Le texte législatif en préparation à Bruxelles va mettre un sacré coup de pied dans le ferroviaire. Ce "quatrième paquet ferroviaire", comme l'a baptisé la commission européenne, comprend six propositions de lois, deux communications et un rapport. Il doit être adopté et présenté par l'exécutif bruxellois le 23 ou le 30 janvier 2013. L'objectif est clair : ouvrir à la concurrence les trains de voyageurs à l'horizon 2019 (c'est déjà fait pour les lignes internationales).

En corrolaire, la Commission préconise de séparer les activités de gestion des infrastructures ferroviaires et celles d'exploitation. Ce qui va exactement à l'inverse du projet de réforme présenté à l'automne 2012 par le gouvernement français puisqu'il consiste à rapprocher Réseau ferré de France (RFF) et la SNCF dans un Gestionnaire d'infrastructure unifié. Ce GIU regrouperait RFF et les fonctions de maintenance assurée par la SNCF. Un montage ambigüe.


La Belgique a déjà dit "oui"

"On ne peut pas aller vers l'ouverture du rail à la concurrence sans cette séparation", a expliqué à l'AFP un négociateur européen. Alors que la Belgique s'est mise début janvier 2013 en conformité avec la volonté de la Commission en adoptant ce modèle d'entités séparées (la SNCB devient seul opérateur directement en avec les clients et Infrabel sera chargé du développement, de la maintenance et de l'entretien du réseau, ainsi que de l'attribution des créneaux), les forteresses que sont la Deutsche Bahn allemande, la SNCF en France et Ferrovie dello Stato en Italie ne comptent pas se laisser dicter la loi par Bruxelles.

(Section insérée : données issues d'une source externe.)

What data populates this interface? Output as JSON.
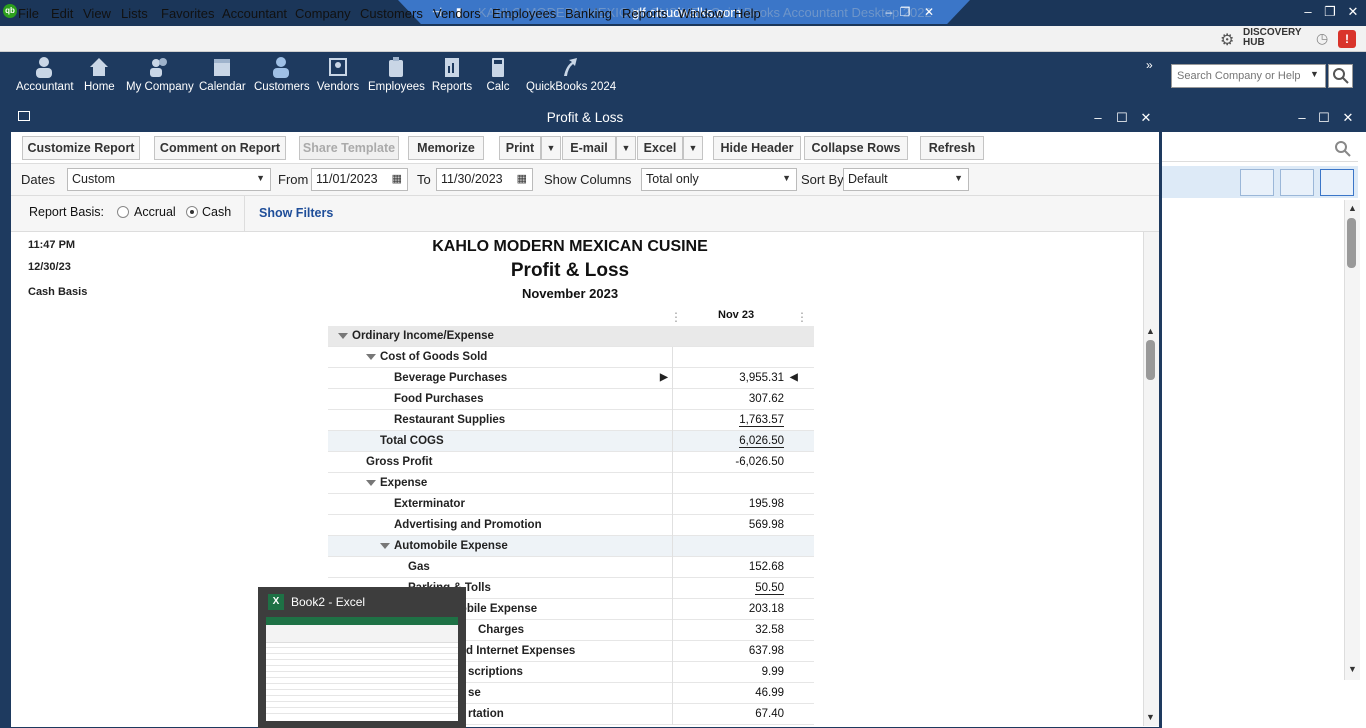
{
  "window": {
    "app_title_ghost": "KAHLO MODERN MEXICAN CUSINE - QuickBooks Accountant Desktop 2022",
    "remote_host": "glf.cloudwalks.com"
  },
  "menu": [
    "File",
    "Edit",
    "View",
    "Lists",
    "Favorites",
    "Accountant",
    "Company",
    "Customers",
    "Vendors",
    "Employees",
    "Banking",
    "Reports",
    "Window",
    "Help"
  ],
  "discovery": {
    "line1": "DISCOVERY",
    "line2": "HUB"
  },
  "toolbar": [
    "Accountant",
    "Home",
    "My Company",
    "Calendar",
    "Customers",
    "Vendors",
    "Employees",
    "Reports",
    "Calc",
    "QuickBooks 2024"
  ],
  "search": {
    "placeholder": "Search Company or Help"
  },
  "report_window": {
    "title": "Profit & Loss",
    "buttons": {
      "customize": "Customize Report",
      "comment": "Comment on Report",
      "share": "Share Template",
      "memorize": "Memorize",
      "print": "Print",
      "email": "E-mail",
      "excel": "Excel",
      "hide_header": "Hide Header",
      "collapse_rows": "Collapse Rows",
      "refresh": "Refresh"
    },
    "filters": {
      "dates_label": "Dates",
      "dates_value": "Custom",
      "from_label": "From",
      "from_value": "11/01/2023",
      "to_label": "To",
      "to_value": "11/30/2023",
      "columns_label": "Show Columns",
      "columns_value": "Total only",
      "sort_label": "Sort By",
      "sort_value": "Default"
    },
    "basis": {
      "label": "Report Basis:",
      "accrual": "Accrual",
      "cash": "Cash",
      "selected": "Cash",
      "show_filters": "Show Filters"
    }
  },
  "report": {
    "time": "11:47 PM",
    "date": "12/30/23",
    "basis": "Cash Basis",
    "company": "KAHLO MODERN MEXICAN CUSINE",
    "title": "Profit & Loss",
    "period": "November 2023",
    "column": "Nov 23",
    "rows": [
      {
        "label": "Ordinary Income/Expense",
        "value": ""
      },
      {
        "label": "Cost of Goods Sold",
        "value": ""
      },
      {
        "label": "Beverage Purchases",
        "value": "3,955.31"
      },
      {
        "label": "Food Purchases",
        "value": "307.62"
      },
      {
        "label": "Restaurant Supplies",
        "value": "1,763.57"
      },
      {
        "label": "Total COGS",
        "value": "6,026.50"
      },
      {
        "label": "Gross Profit",
        "value": "-6,026.50"
      },
      {
        "label": "Expense",
        "value": ""
      },
      {
        "label": "Exterminator",
        "value": "195.98"
      },
      {
        "label": "Advertising and Promotion",
        "value": "569.98"
      },
      {
        "label": "Automobile Expense",
        "value": ""
      },
      {
        "label": "Gas",
        "value": "152.68"
      },
      {
        "label": "Parking & Tolls",
        "value": "50.50"
      },
      {
        "label": "Total Automobile Expense",
        "value": "203.18"
      },
      {
        "label": "Charges",
        "value": "32.58"
      },
      {
        "label": "d Internet Expenses",
        "value": "637.98"
      },
      {
        "label": "scriptions",
        "value": "9.99"
      },
      {
        "label": "se",
        "value": "46.99"
      },
      {
        "label": "rtation",
        "value": "67.40"
      }
    ]
  },
  "excel_preview": {
    "title": "Book2 - Excel"
  }
}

L'Allemagne qui veut conserver la structure actuelle de la DB, dont le holding coiffe également la société DB Netz, propriétaire des rails donc perdu son allié belge. Elle a encore les soutiens de l'Autriche (10 voix au conseil de l'Union européenne) et du Luxembourg (4 voix), derniers partisans de la structure intégrée, mais il lui faudra rallier d'autres pays pour s'ajouter à ses 29 voix et constituer une minorité de  blocage (91 voix sur 345).
Les Pays-Bas (13 voix) et la République tchèque (12 voix) sont poussés par leurs opérateurs à revenir au modèle de gestion allemand, souligne-t-on à Bruxelles en dressant l'état des forces en présence. Avec ses 29 voix au conseil, la position de la France devient donc déterminante.


Jouer la montre

Les modalités de la réforme du rail français annoncé fin octobre 2012 par Frédéric Cuvillier, le ministre des Transports "ont été comprises comme la mise en place d'un système à l'Allemande avec un holding, mais lorsque l'on prend connaissance des détails, cette interprétation tient moins la route", analysent les experts à Bruxelles cités par l'AFP.
 
Quant au patron de la Deutsche Bahn, Rüdiger Grube, il pourrait bien jouer la montre : "Il reste moins de deux ans pour boucler un accord entre les États et le Parlement européen. En cas d'échec, il n'est pas certain que la nouvelle Commission et les nouveaux élus au Parlement européen élu en 2014 reprennent à leur compte ces propositions", analyse un expert communautaire.